Adventures in Cider:
I used 5 gallons from Louisburg Cider Mill. I used Cider Hill Family Orchard last year, but I found out too late that their bottler adds preservatives. Louisburg has a press on site, so they don't. I didn't heat the cider or add anything too it (I meant to add yeast nutrient, but I forgot). I sanitized a 5 gallon carboy, added a Wyeast pack of cider yeast at 64°, and stuck it in the shower. There was a little detectable activity this morning (~13 hours after pitching), but it seemed to be very happy by this evening. The OG of the cider was about 1.054, so if it ferments almost all the way, it'll be close to the 6.5-7% range.


Bubbling up into the airlock... Oops.
I was under the impression that ciders didn't do that too much.
La Petite Orange (no orange):
I bought a kit for a dubbel a while back, but never brewed it. With studying for the PE over and biking pretty much done with for a while, I ran out of excuses. I wanted to do a full boil, but I was by myself, so could only do a stove-top partial boil. I brought 1.5 gal of water (1 gallon to 1 lb of grains) to about 150° and steeped the specialty grains for a half hour, then removed the grains.
Grains draining over the wort.
I added water to get to 2.5 gallons, brought it to a boil, and then added my hops. Because yeast utilization is affected by gravity (higher gravity - less utilization) and my gravity was artificially high due to the partial boil, I didn't add my malt extract until halfway through the 60 minute boil. The recipe also called for 1 lb of soft candi sugar added at flameout. There was a kuttke bit of a sludge at the bottom of the kettle when I was cleaning it out, so I don't think it all entirely dissolved... Hopefully that doesn't affect the gravity or the taste too much.
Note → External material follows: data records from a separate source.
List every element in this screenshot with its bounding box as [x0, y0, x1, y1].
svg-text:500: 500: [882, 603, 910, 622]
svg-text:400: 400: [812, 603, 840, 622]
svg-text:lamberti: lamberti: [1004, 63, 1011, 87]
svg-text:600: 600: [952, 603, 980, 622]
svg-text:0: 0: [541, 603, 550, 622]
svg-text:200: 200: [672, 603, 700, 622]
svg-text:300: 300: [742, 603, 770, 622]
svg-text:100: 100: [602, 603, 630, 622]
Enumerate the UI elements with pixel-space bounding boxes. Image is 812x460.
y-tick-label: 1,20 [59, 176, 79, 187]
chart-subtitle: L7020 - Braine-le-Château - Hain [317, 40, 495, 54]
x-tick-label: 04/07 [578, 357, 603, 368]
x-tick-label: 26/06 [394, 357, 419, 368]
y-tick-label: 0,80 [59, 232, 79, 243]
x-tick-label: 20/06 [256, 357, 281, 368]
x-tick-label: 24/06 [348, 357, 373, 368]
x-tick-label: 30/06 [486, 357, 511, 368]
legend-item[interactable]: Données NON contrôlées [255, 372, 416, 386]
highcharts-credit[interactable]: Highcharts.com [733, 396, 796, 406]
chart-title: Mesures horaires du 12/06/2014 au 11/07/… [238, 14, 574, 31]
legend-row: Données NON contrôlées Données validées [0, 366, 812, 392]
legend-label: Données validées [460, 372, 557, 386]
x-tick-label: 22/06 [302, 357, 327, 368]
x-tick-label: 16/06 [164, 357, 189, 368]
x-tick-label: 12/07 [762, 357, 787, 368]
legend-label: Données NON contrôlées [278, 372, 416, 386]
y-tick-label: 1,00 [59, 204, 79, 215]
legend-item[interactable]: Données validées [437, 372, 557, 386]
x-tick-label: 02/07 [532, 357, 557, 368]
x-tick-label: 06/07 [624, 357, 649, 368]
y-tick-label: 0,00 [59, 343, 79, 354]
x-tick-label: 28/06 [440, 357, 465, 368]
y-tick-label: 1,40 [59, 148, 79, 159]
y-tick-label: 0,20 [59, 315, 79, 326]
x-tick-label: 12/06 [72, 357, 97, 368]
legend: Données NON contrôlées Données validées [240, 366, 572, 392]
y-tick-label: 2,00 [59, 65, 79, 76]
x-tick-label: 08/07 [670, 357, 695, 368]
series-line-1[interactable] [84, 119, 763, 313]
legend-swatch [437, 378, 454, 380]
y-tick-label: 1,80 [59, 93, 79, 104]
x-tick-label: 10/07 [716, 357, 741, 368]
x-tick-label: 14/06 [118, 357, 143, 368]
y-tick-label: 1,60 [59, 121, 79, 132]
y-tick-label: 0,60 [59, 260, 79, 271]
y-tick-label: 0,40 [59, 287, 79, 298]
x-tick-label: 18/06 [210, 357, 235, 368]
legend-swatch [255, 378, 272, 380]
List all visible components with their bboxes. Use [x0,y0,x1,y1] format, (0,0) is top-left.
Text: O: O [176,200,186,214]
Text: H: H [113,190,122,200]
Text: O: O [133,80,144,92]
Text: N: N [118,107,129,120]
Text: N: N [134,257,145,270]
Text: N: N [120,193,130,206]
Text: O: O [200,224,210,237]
The smack pack of the yeast I had was pretty old, as in "manufactured Dec 2013" old, so I was a little concerned when the bag wasn't full inflated after 4 hours, but I pitched anyway. I'd heard that if it's kept cold the whole time it should still be good. I also heard that this yeast is notoriously slow, so I thought it might just be taking a while to get really started, but after two days of nothing, I figured it was time to pitch a new smack pack. 
The new smack pack still took forever to inflate; after ~6 hours, it wasn't all the way inflated, but I had to go to bed. Looks like it did all right. The short krausen makes me think it wasn't as oxygenated as it could have been.

I took a Brix measurement when I pitched the yeast, and it seemed abnormally low - 8.2, which corresponds to an OG of 1.034. I've had problems with inaccurate gravity measurements and partial boils before, so hopefully this is the same thing. Otherwise it'll be the weakest dubbel ever. According to the recipe calculator at Brewer's Friend, the 1 lb of candi sugar contributes about 7 points to the gravity, so that 1.034 is probably the result of poor mixing since the predicted OG was 1.052.

Problems:
Cider: none. Everything seems to be going well. It'll probably get bottled December 7 or 14,
La Petite Orange: Yeast was old and didn't take off; had to re-pitch. Not all of the candi sugar dissolved. Gravity might have been negatively affected.

Needs:
Oxygenation system. I have an aquarium pump.
Cooling system for bringing the hot wort down to pitching temperature.